Downloads
The public site now reads from live benchmark data.
Old paper packs and raw response dumps are no longer published from this frontend repository. Current model profiles are loaded from the Convex backend and filtered to completed full-suite runs from the active benchmark system.
Data Policy
This app is the frontend for current backend results. Paper-analysis exports, raw response archives, and large CSV packs should be generated and stored outside this web repo when needed for writing or offline review. Current evidence lives on the live runs, models, and items pages, with validation status documented on validity.
| Surface | Status |
|---|---|
| Compass, Explorer, Models, Runs | Live Convex data, completed full-suite rows only. |
| Raw response archives | Kept out of the frontend repository. |
| Paper release packs | Kept out of the frontend repository. |
| Public downloads | No large benchmark artifacts are published from Cloudflare Pages. |
Evidence note
PoliBench is a public benchmark surface for model outputs under fixed political prompts. Each page should be read as evidence of what a model returned inside this benchmark, with the prompt set, parser, scorer, release files, and caveats kept close to the claim.

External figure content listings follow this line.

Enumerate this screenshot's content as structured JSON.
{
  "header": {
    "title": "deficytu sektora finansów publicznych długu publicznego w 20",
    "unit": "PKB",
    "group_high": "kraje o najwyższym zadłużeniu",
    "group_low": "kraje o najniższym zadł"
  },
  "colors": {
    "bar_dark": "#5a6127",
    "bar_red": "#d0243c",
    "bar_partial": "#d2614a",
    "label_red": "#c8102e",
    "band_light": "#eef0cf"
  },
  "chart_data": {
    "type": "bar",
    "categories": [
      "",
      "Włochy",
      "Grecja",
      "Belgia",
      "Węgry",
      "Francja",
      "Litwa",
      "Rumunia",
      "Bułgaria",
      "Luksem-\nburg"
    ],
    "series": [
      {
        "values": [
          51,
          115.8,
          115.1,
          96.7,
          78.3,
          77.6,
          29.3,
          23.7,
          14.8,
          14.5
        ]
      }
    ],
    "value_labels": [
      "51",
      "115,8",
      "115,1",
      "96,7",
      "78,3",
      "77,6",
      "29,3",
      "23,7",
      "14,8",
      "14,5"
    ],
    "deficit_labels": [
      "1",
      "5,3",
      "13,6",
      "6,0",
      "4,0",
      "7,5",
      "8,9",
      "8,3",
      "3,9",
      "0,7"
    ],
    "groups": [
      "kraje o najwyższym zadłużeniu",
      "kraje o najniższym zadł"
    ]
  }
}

The site keeps the claims narrow on purpose. Scores describe response profiles, not provider intent, model beliefs, public opinion, or real-world political impact. Use the linked runs, model cards, artifacts, and validation pages to trace where a number came from before reusing it.
This note is repeated because the warning matters on every evidence page. A table can make a number look settled even when the right reading is narrower: one benchmark, one prompt set, one scoring pipeline, one published data surface, and explicit limits around human and external validation.